インターネットでは電子メールを活用してローコストで顧客との関係を築くことができる。郵送によるダイレクトメール(DM)とはコストが大きく異なり、事実上無料で送ることができる。ただ、近年ジャンクメールが増加しており、メールの効果が薄れているのではと懸念されている方も多いだろう。しかしながら、多くのEC成功企業は、メールをうまく活用し、ジャンクメールとならないような質の高いメール配信を行っている。オイシックスもそうした企業の1社だといえるだろう。同社は創業当初から、顧客に対して通り一遍ではない、決め細やかで丁寧なメールを送り続けてきたのである。
DMと異なり、電子メールではコストが低いため、好きなタイミングでいくらでも工夫を凝らしたメールを送ることができる。こういったメリットの部分を最大限に引き出すことが、顧客との関係をより良くするメールの活用法だろう。
そのためには、ターゲットを明確に絞りマーケティングコストを削減するという通常のCRM手法をとるのではなく、いかに多くメールを顧客に受け入れてもらい効果を最大にするかに知恵を絞ることが大切だ。顧客にとって無意味なメールの送信はジャンクメールとして扱われる原因になるため、1通として無意味なメールを送ることはできない。
メールがただのジャンクメールになってしまうのか、それともリピーターを生み出す武器になるのかは、メールの内容・タイミング次第であるといえるだろう。ECショップの運営者たちが日々絶え間ない文面の改良努力を行っている理由はここにある。
また、メール以外にもEC企業でありながら、ECの通常の発想を超えるきめ細やかさと、商品の質を決して落とさない努力。オイシックスの飛躍はこれらのバランスがとれた点にあるともいえそうだ。
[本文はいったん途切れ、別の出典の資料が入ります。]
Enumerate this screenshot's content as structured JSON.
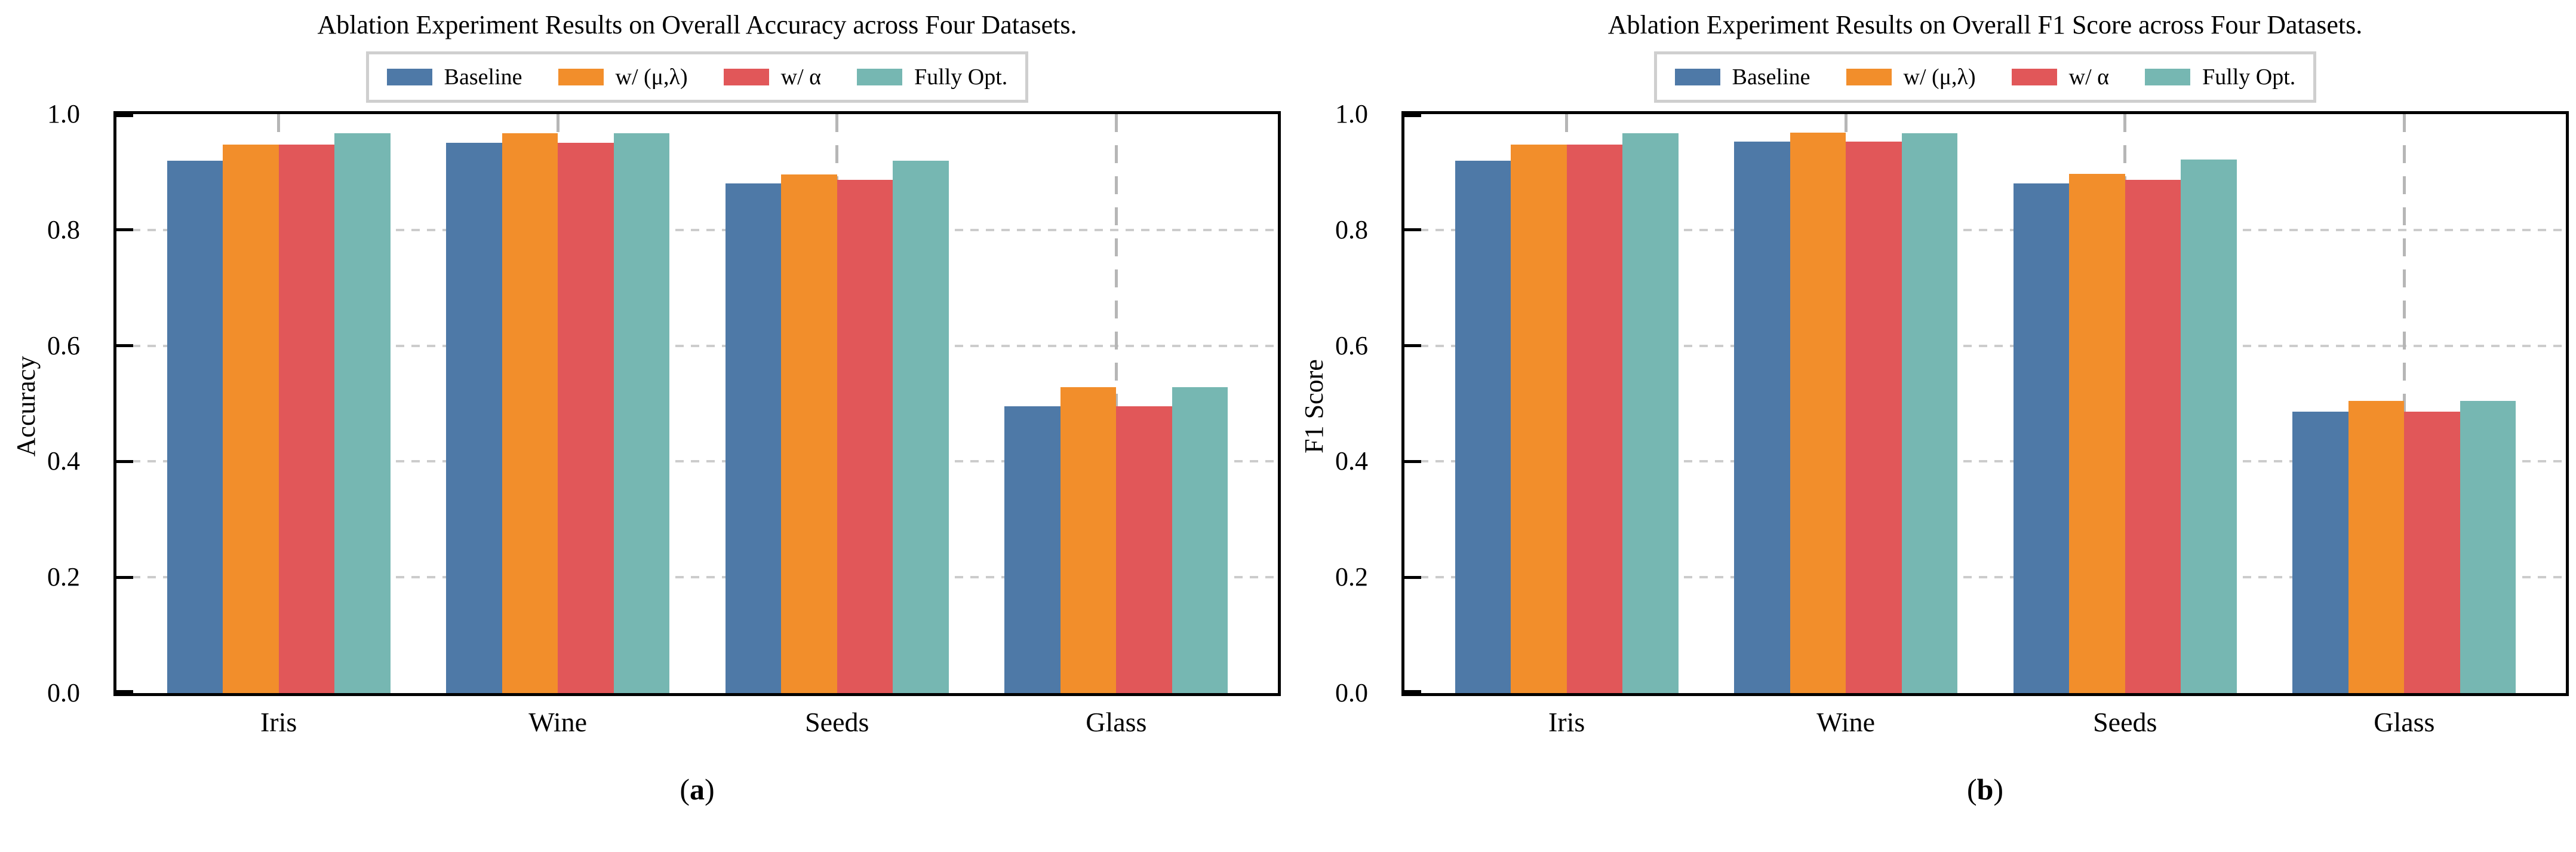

面白いのは、ECによってさまざまな業務が省略化できるのかと思いきや、逆に手間を掛けている部分が多いことである。生産者とじかに接したり、顧客を社内に呼んでモニターマーケティングをするなど、目に見える、感じ取れるリアルな部分に手間を掛けている。これが、ユーザーが納得するような高付加価値と認識されているこつなのかもしれない。